This interview took a little time to come around. I thought I lost the tape, and beat myself up for a while about it but had to just give it up, though I kept an empty cassette box around with Johnsmith's name on it, it was all I could find. Then my transcriber (who types up the interviews from the cassettes) called me one day many months later, saying, "Did you just send me this tape on Johnsmith?" I said no, that I thought I'd lost the tape months ago and was very happy to hear she had it. "Yeah, we moved the furniture around in my office, it must have fallen behind something..."

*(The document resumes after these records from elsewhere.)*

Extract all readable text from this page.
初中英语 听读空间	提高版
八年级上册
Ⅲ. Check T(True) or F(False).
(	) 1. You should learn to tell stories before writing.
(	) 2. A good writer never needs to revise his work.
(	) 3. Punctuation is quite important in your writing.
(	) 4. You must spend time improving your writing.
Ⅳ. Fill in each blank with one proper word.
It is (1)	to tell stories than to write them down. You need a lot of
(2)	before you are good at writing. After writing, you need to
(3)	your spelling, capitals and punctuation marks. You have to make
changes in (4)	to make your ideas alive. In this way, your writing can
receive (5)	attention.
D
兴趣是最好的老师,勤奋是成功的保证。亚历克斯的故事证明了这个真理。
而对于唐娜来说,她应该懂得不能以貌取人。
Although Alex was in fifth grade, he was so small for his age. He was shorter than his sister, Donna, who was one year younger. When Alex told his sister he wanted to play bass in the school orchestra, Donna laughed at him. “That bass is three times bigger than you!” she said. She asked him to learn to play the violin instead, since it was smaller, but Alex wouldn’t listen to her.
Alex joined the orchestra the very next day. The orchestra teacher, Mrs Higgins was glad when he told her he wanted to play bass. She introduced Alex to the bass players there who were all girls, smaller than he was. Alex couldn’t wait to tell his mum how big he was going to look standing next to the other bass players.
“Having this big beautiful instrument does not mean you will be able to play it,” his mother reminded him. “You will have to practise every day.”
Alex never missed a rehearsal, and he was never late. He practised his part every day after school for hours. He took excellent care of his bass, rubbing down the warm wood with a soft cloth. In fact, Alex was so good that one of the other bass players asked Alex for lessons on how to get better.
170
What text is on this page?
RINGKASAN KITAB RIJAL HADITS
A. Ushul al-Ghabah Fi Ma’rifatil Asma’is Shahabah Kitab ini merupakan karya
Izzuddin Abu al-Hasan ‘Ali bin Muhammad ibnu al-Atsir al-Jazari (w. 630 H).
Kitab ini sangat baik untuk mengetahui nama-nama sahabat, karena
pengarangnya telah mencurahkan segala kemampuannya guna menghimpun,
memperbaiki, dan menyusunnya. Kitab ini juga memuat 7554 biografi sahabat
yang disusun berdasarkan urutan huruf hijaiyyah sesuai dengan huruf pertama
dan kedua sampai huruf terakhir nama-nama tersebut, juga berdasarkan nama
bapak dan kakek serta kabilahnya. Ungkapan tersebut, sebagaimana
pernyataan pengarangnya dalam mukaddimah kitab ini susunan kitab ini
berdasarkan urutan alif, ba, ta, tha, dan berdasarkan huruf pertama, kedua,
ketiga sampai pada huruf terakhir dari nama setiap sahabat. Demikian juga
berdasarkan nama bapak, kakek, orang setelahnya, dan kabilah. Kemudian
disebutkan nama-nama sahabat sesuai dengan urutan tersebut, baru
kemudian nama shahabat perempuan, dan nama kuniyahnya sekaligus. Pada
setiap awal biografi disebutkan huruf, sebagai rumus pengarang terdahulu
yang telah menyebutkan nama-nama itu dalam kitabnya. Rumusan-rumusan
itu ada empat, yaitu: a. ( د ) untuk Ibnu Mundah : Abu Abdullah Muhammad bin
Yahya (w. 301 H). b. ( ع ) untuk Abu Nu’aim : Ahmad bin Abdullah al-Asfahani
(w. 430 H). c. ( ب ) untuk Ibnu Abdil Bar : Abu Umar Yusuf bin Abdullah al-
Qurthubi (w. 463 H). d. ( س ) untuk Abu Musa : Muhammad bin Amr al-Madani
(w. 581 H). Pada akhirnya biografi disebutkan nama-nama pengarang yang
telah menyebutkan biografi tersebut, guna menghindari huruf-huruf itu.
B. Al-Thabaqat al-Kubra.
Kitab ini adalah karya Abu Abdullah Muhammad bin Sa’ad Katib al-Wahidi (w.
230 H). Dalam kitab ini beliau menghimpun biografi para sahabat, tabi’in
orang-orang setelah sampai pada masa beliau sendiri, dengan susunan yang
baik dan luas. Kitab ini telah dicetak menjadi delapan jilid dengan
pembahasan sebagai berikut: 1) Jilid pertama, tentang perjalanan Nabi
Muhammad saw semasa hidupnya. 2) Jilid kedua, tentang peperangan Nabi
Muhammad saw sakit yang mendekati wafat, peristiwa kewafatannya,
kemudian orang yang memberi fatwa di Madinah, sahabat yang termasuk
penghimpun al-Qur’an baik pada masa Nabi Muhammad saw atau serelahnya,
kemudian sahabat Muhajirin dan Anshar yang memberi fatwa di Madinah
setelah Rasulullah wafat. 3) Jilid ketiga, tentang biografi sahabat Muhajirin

Just so happened that the three things I'd lost in the last 6 months all turned up that week: the Johnsmith tape, a set of keys turned up in a jacket I only wear when it rains, and a lost song I couldn't remember how it went turned up on an unmarked tape. I thought about how hard I'd gone on myself about each of those lost things, how could I lose these important things, etc. They were lost months apart, and then all turned up in the same week. I try now not to beat myself up about stuff like that anymore if I can help it; it's just the flip side of an ego trip, and it's pointless.

I called Johnsmith to tell him the news and to ask some new questions to update the information. Reading the interview, I had again been impressed by his down to earth spirituality and good natured disposition in general. Some of what he shared about his evolution as a person and as a songwriter and relentlessly touring artist even seemed connected to what I had lost and found and how I'd decided to act about it.

We're not covering quite as many folk songwriters as we used to; we've gotten interested in covering more scenes, more bands, and more styles of music. But we'll continue to cover artists like Johnsmith who are keeping the coffee house, house concert, acoustic venue and folk festival scene alive mostly by showing up fearlessly with just a guitar and their voice and a lifetime full of songs that tell the story of their journey and the journey of those whose paths they have crossed. It's the modern version of the oral tradition, and oral history. Johnsmith is one of the greats on the road today, and he's got a story to tell.